[MR] History Blog: Leaning Spire of Delbrück

Garth Groff and Sally Sanford mallardlodge1000 at gmail.com
Sat Nov 11 03:08:11 PST 2023


Noble friends,

Yesterday the History Blog hosted an interesting article on the "famous"
leaning spire of Delbrück. I put "famous" in quotes because the Wikipedia
page about the town has nothing to say about this church and its spire. The
only other references I could find are all in German.

The church of St. Johannes Baptist is a building in Delbrück, Westphalia,
Germany, thought to date to at least the 15th century. It features a tall
oaken spire, which due to warping has a decided lean.
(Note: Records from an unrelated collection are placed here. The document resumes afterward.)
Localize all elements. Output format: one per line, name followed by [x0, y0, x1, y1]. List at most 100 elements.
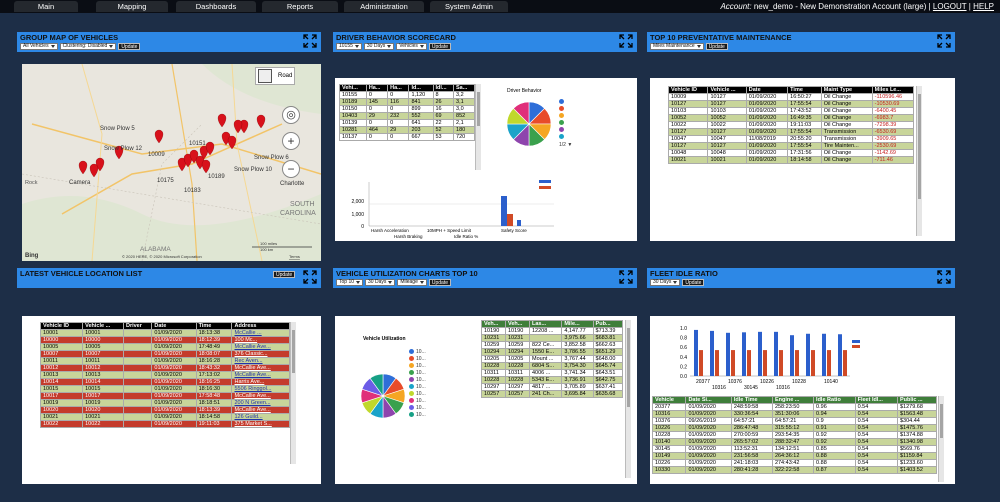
table-row[interactable]: 10019 10019 01/09/2020 18:18:51 200 N Green.… — [40, 399, 290, 407]
column-header[interactable]: Vehicle ID — [668, 86, 709, 94]
table-row[interactable]: 10226 01/09/2020 241:18:03 274:43:42 0.88 0.5… — [652, 459, 938, 467]
legend-pager[interactable]: 1/2 ▼ — [559, 142, 572, 148]
column-header[interactable]: Engine ... — [771, 396, 815, 404]
table-row[interactable]: 10259 10259 822 Ce... 3,852.58 $662.63 — [481, 341, 624, 349]
table-row[interactable]: 10257 10257 241 Ch... 3,695.84 $635.68 — [481, 390, 624, 398]
update-button[interactable]: Update — [428, 43, 451, 50]
tab-mapping[interactable]: Mapping — [96, 1, 168, 12]
table-row[interactable]: 10316 01/09/2020 330:36:54 351:30:06 0.94 0.5… — [652, 410, 938, 418]
expand-icon[interactable] — [619, 270, 633, 284]
table-row[interactable]: 10139 0 0 641 22 2,1 — [339, 119, 475, 127]
expand-icon[interactable] — [937, 34, 951, 48]
column-header[interactable]: Ha... — [387, 84, 410, 92]
zoom-out-icon[interactable]: − — [282, 160, 300, 178]
period-select[interactable]: 30 Days — [365, 279, 396, 286]
help-link[interactable]: HELP — [973, 2, 994, 11]
column-header[interactable]: Id... — [408, 84, 434, 92]
column-header[interactable]: Address — [231, 322, 290, 330]
column-header[interactable]: Ha... — [365, 84, 389, 92]
period-select[interactable]: 30 Days — [363, 43, 395, 50]
table-row[interactable]: 10011 10011 01/09/2020 18:16:28 Rec Aven... — [40, 357, 290, 365]
expand-icon[interactable] — [303, 270, 317, 284]
tab-system-admin[interactable]: System Admin — [430, 1, 508, 12]
table-row[interactable]: 10149 01/09/2020 231:56:58 264:36:12 0.88 0.5… — [652, 452, 938, 460]
zoom-in-icon[interactable]: + — [282, 132, 300, 150]
table-row[interactable]: 10231 10231 3,975.66 $683.81 — [481, 334, 624, 342]
column-header[interactable]: Time — [195, 322, 233, 330]
table-row[interactable]: 10205 10205 Mount ... 3,767.44 $648.00 — [481, 355, 624, 363]
table-row[interactable]: 10311 10311 4006 ... 3,741.34 $643.51 — [481, 369, 624, 377]
top-select[interactable]: Top 10 — [336, 279, 364, 286]
table-row[interactable]: 10189 145 116 841 26 3,1 — [339, 98, 475, 106]
clustering-select[interactable]: Clustering: Disabled — [59, 43, 117, 50]
table-row[interactable]: 10021 10021 01/09/2020 18:14:58 126 Guild... — [40, 413, 290, 421]
scrollbar[interactable] — [938, 396, 944, 482]
table-row[interactable]: 10127 10127 01/09/2020 17:55:54 Oil Change -1… — [668, 100, 915, 108]
update-button[interactable]: Update — [118, 43, 141, 50]
scrollbar[interactable] — [475, 84, 481, 170]
column-header[interactable]: Date Si... — [685, 396, 732, 404]
column-header[interactable]: Pub... — [592, 320, 624, 328]
column-header[interactable]: Sa... — [453, 84, 475, 92]
table-row[interactable]: 10052 10052 01/09/2020 16:49:35 Oil Change -6… — [668, 114, 915, 122]
update-button[interactable]: Update — [273, 271, 296, 278]
vehicle-map[interactable]: Snow Plow 5 Snow Plow 12 Snow Plow 6 Sno… — [22, 64, 321, 261]
table-row[interactable]: 10017 10017 01/09/2020 17:58:48 McCallie Ave… — [40, 392, 290, 400]
table-row[interactable]: 10001 10001 01/09/2020 18:13:38 McCallie ... — [40, 329, 290, 337]
table-row[interactable]: 10376 09/26/2019 64:57:21 64:57:21 0.9 0.54 $3… — [652, 417, 938, 425]
table-row[interactable]: 10013 10013 01/09/2020 17:13:02 McCallie Ave… — [40, 371, 290, 379]
column-header[interactable]: Vehicle ... — [82, 322, 124, 330]
map-layers-icon[interactable] — [258, 69, 272, 83]
column-header[interactable]: Mile... — [561, 320, 594, 328]
column-header[interactable]: Maint Type — [820, 86, 873, 94]
table-row[interactable]: 10137 0 0 667 53 720 — [339, 133, 475, 141]
table-row[interactable]: 10047 10047 11/08/2019 20:55:20 Transmission… — [668, 135, 915, 143]
table-row[interactable]: 10150 0 0 899 16 3,0 — [339, 105, 475, 113]
table-row[interactable]: 10009 10127 01/09/2020 16:50:27 Oil Change -1… — [668, 93, 915, 101]
table-row[interactable]: 10228 10228 5343 E... 3,736.91 $642.75 — [481, 376, 624, 384]
update-button[interactable]: Update — [682, 279, 705, 286]
expand-icon[interactable] — [937, 270, 951, 284]
column-header[interactable]: Veh... — [481, 320, 506, 328]
column-header[interactable]: Driver — [122, 322, 153, 330]
table-row[interactable]: 10330 01/09/2020 280:41:28 322:22:58 0.87 0.5… — [652, 466, 938, 474]
table-row[interactable]: 10022 10022 01/09/2020 19:11:03 Oil Change -7… — [668, 121, 915, 129]
table-row[interactable]: 10297 10297 4817 ... 3,705.89 $637.41 — [481, 383, 624, 391]
locate-icon[interactable]: ◎ — [282, 106, 300, 124]
column-header[interactable]: Miles Le... — [871, 86, 915, 94]
tab-reports[interactable]: Reports — [262, 1, 338, 12]
table-row[interactable]: 10294 10294 1550 E... 3,786.55 $651.29 — [481, 348, 624, 356]
table-row[interactable]: 10007 10007 01/09/2020 18:08:07 376 Classic.… — [40, 350, 290, 358]
column-header[interactable]: Public ... — [896, 396, 938, 404]
table-row[interactable]: 10155 0 0 1,120 8 3,2 — [339, 91, 475, 99]
update-button[interactable]: Update — [428, 279, 451, 286]
table-row[interactable]: 20377 01/09/2020 248:59:58 258:23:50 0.96 0.5… — [652, 403, 938, 411]
table-row[interactable]: 10190 10190 12208 ... 4,147.77 $713.39 — [481, 327, 624, 335]
table-row[interactable]: 10228 01/09/2020 270:00:59 293:54:35 0.92 0.5… — [652, 431, 938, 439]
table-row[interactable]: 10103 10103 01/09/2020 17:43:52 Oil Change -6… — [668, 107, 915, 115]
logout-link[interactable]: LOGOUT — [933, 2, 967, 11]
tab-main[interactable]: Main — [14, 1, 78, 12]
tab-administration[interactable]: Administration — [344, 1, 424, 12]
table-row[interactable]: 10140 01/09/2020 265:57:02 288:32:47 0.92 0.5… — [652, 438, 938, 446]
scrollbar[interactable] — [290, 322, 296, 464]
column-header[interactable]: Veh... — [505, 320, 530, 328]
table-row[interactable]: 30145 01/09/2020 113:52:31 134:12:51 0.85 0.5… — [652, 445, 938, 453]
table-row[interactable]: 10020 10020 01/09/2020 18:13:39 McCallie Ave… — [40, 406, 290, 414]
column-header[interactable]: Vehicle ID — [40, 322, 84, 330]
column-header[interactable]: Time — [787, 86, 822, 94]
expand-icon[interactable] — [619, 34, 633, 48]
table-row[interactable]: 10048 10048 01/09/2020 17:31:56 Oil Change -1… — [668, 149, 915, 157]
table-row[interactable]: 10012 10012 01/09/2020 18:43:32 McCallie Ave… — [40, 364, 290, 372]
table-row[interactable]: 10005 10005 01/09/2020 17:48:49 McCallie Ave… — [40, 343, 290, 351]
scrollbar[interactable] — [625, 320, 631, 478]
column-header[interactable]: Vehicle — [652, 396, 687, 404]
column-header[interactable]: Date — [151, 322, 197, 330]
update-button[interactable]: Update — [705, 43, 728, 50]
table-row[interactable]: 10000 10000 01/09/2020 18:12:39 100 Mc... — [40, 336, 290, 344]
table-row[interactable]: 10021 10021 01/09/2020 18:14:58 Oil Change -7… — [668, 156, 915, 164]
map-canvas[interactable]: Snow Plow 5 Snow Plow 12 Snow Plow 6 Sno… — [22, 64, 321, 261]
period-select[interactable]: 30 Days — [650, 279, 681, 286]
vehicle-group-select[interactable]: All Vehicles — [20, 43, 58, 50]
table-row[interactable]: 10226 01/09/2020 286:47:48 315:55:12 0.91 0.5… — [652, 424, 938, 432]
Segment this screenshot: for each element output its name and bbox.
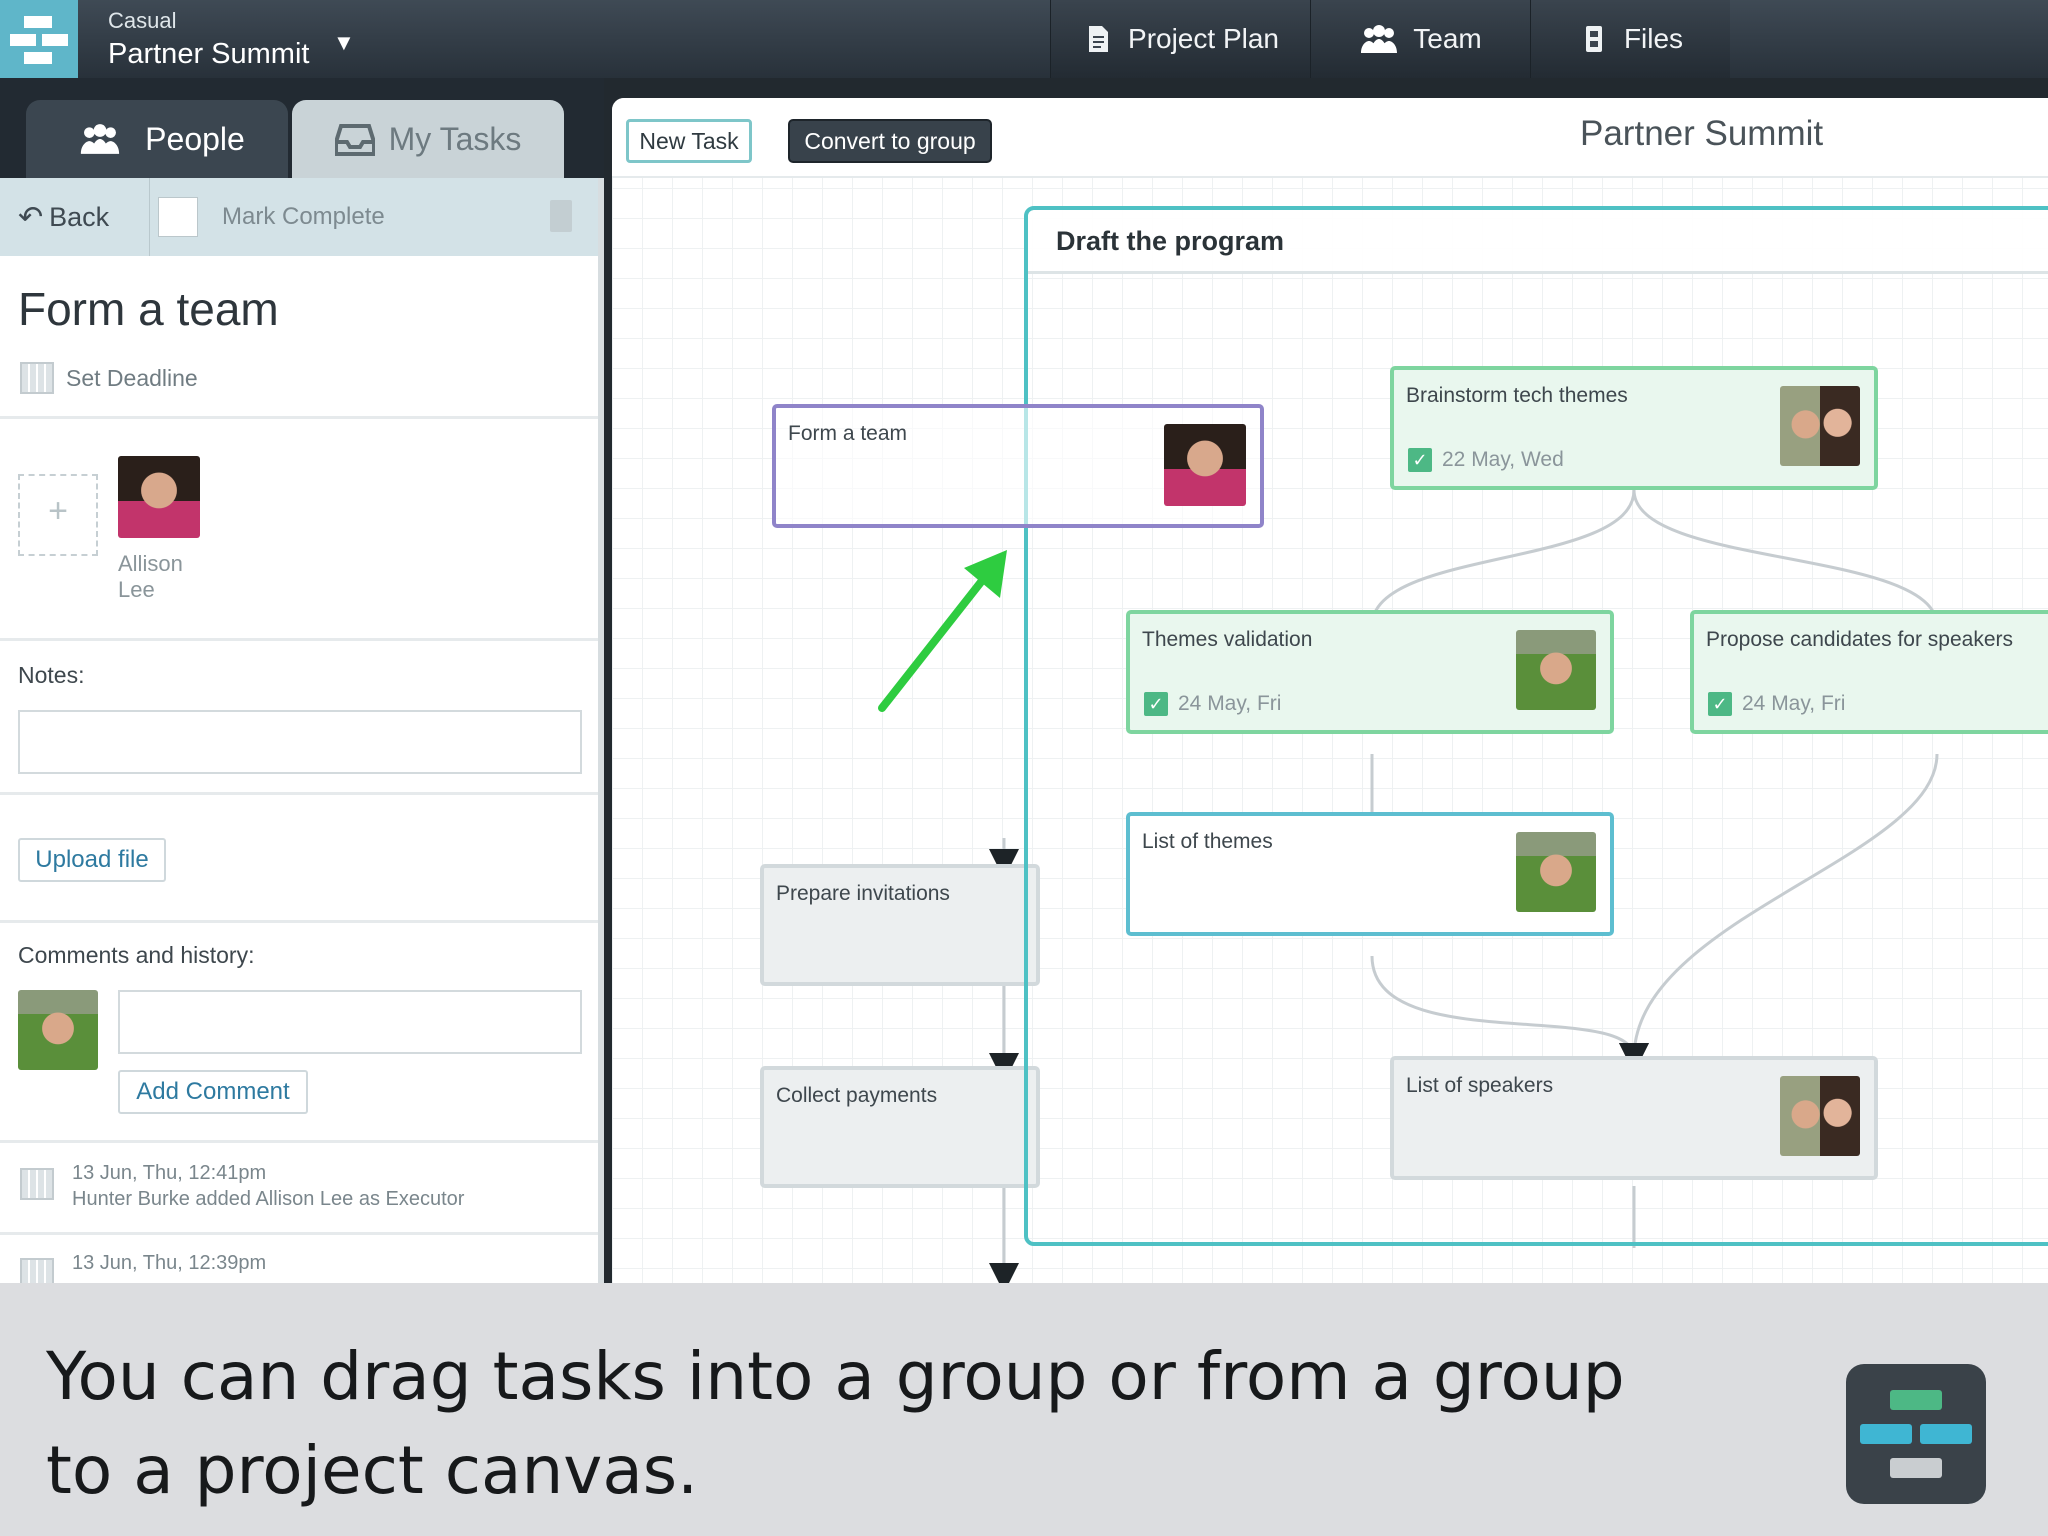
divider: [0, 920, 598, 923]
history-time: 13 Jun, Thu, 12:41pm: [72, 1162, 267, 1184]
add-comment-button[interactable]: Add Comment: [118, 1070, 308, 1114]
project-category: Casual: [108, 8, 177, 33]
comments-label: Comments and history:: [18, 942, 255, 968]
task-toolbar: ↶ Back Mark Complete: [0, 178, 598, 256]
mark-complete-checkbox[interactable]: [158, 197, 198, 237]
divider: [0, 638, 598, 641]
executor-first-name: Allison: [118, 551, 183, 576]
calendar-icon: [20, 362, 54, 394]
inbox-icon: [334, 124, 375, 156]
set-deadline-label: Set Deadline: [66, 364, 198, 391]
history-time: 13 Jun, Thu, 12:39pm: [72, 1252, 267, 1274]
calendar-icon: [20, 1258, 54, 1283]
tab-my-tasks[interactable]: My Tasks: [292, 100, 564, 178]
caption-line-1: You can drag tasks into a group or from …: [46, 1338, 1625, 1415]
executor-name: Allison Lee: [118, 551, 183, 603]
caption-line-2: to a project canvas.: [46, 1432, 699, 1509]
document-icon: [1089, 26, 1109, 52]
nav-label: Project Plan: [1128, 23, 1279, 54]
trash-icon[interactable]: [550, 200, 572, 232]
tab-label: My Tasks: [388, 120, 522, 157]
slide-caption: You can drag tasks into a group or from …: [46, 1330, 1625, 1518]
nav-label: Team: [1413, 23, 1482, 54]
comment-input[interactable]: [118, 990, 582, 1054]
nav-team[interactable]: Team: [1310, 0, 1530, 78]
nav-files[interactable]: Files: [1530, 0, 1730, 78]
back-label: Back: [49, 201, 110, 232]
executor-last-name: Lee: [118, 577, 155, 602]
chevron-down-icon[interactable]: ▼: [333, 30, 355, 56]
divider: [0, 1140, 598, 1143]
notes-label: Notes:: [18, 662, 85, 688]
set-deadline-link[interactable]: Set Deadline: [20, 362, 198, 394]
nav-label: Files: [1623, 23, 1684, 54]
avatar: [18, 990, 98, 1070]
app-window: Casual Partner Summit ▼ Project Plan Tea…: [0, 0, 2048, 1283]
divider: [0, 792, 598, 795]
notes-input[interactable]: [18, 710, 582, 774]
nav-project-plan[interactable]: Project Plan: [1050, 0, 1310, 78]
mark-complete-label[interactable]: Mark Complete: [222, 203, 385, 231]
tab-label: People: [145, 120, 245, 157]
history-text: Hunter Burke added Allison Lee as Execut…: [72, 1188, 465, 1210]
brand-logo-icon: [1846, 1364, 1986, 1504]
project-switcher[interactable]: Casual Partner Summit: [108, 8, 309, 71]
team-icon: [1361, 25, 1398, 53]
team-icon: [81, 124, 120, 154]
divider: [0, 416, 598, 419]
project-canvas[interactable]: New Task Convert to group Partner Summit: [612, 98, 2048, 1283]
history-item: 13 Jun, Thu, 12:39pm: [72, 1250, 266, 1276]
canvas-area: New Task Convert to group Partner Summit: [604, 78, 2048, 1283]
project-name: Partner Summit: [108, 38, 310, 70]
back-button[interactable]: ↶ Back: [18, 178, 150, 256]
back-arrow-icon: ↶: [18, 200, 44, 234]
app-logo-icon[interactable]: [0, 0, 78, 78]
left-panel-tabs: People My Tasks: [0, 78, 604, 178]
drag-arrow-icon: [878, 550, 1007, 712]
avatar[interactable]: [118, 456, 200, 538]
top-bar: Casual Partner Summit ▼ Project Plan Tea…: [0, 0, 2048, 78]
tab-people[interactable]: People: [26, 100, 288, 178]
task-title[interactable]: Form a team: [18, 282, 279, 336]
history-item: 13 Jun, Thu, 12:41pm Hunter Burke added …: [72, 1160, 464, 1212]
add-executor-button[interactable]: +: [18, 474, 98, 556]
files-icon: [1585, 26, 1602, 52]
upload-file-button[interactable]: Upload file: [18, 838, 166, 882]
calendar-icon: [20, 1168, 54, 1200]
divider: [0, 1232, 598, 1235]
task-detail-panel: ↶ Back Mark Complete Form a team Set Dea…: [0, 178, 604, 1283]
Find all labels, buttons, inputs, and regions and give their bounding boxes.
Recently core samples
were taken from the tower's beams which proved the wood for the spire was
harvested during the winter of 1479-1480. Yah! Das ist alt.

Likely much of the current building also dates from that time. Although the
town is known to have existed as early 1219, most of it was burned down in
1410 during a war between the rival prince-bishops of Paderborn and Cologne.

The History Blog piece is at https://www.thehistoryblog.com/archives/68737 .

Crooked spires are not uncommon atop old churches and other buildings.
Wikipedia offers an article on such spires, and many are more extreme than
Delbrück's:
https://en.wikipedia.org/wiki/Crooked_spire . A crooked spire above the
town gatehouse in Dunderstadt, Germany, was actually built that way on
purpose.

Yours Aye,


Mungo Napier, Laird of Mallard Lodge  🦆
Continuing a crusade to keep Merry Rose relevant and in business.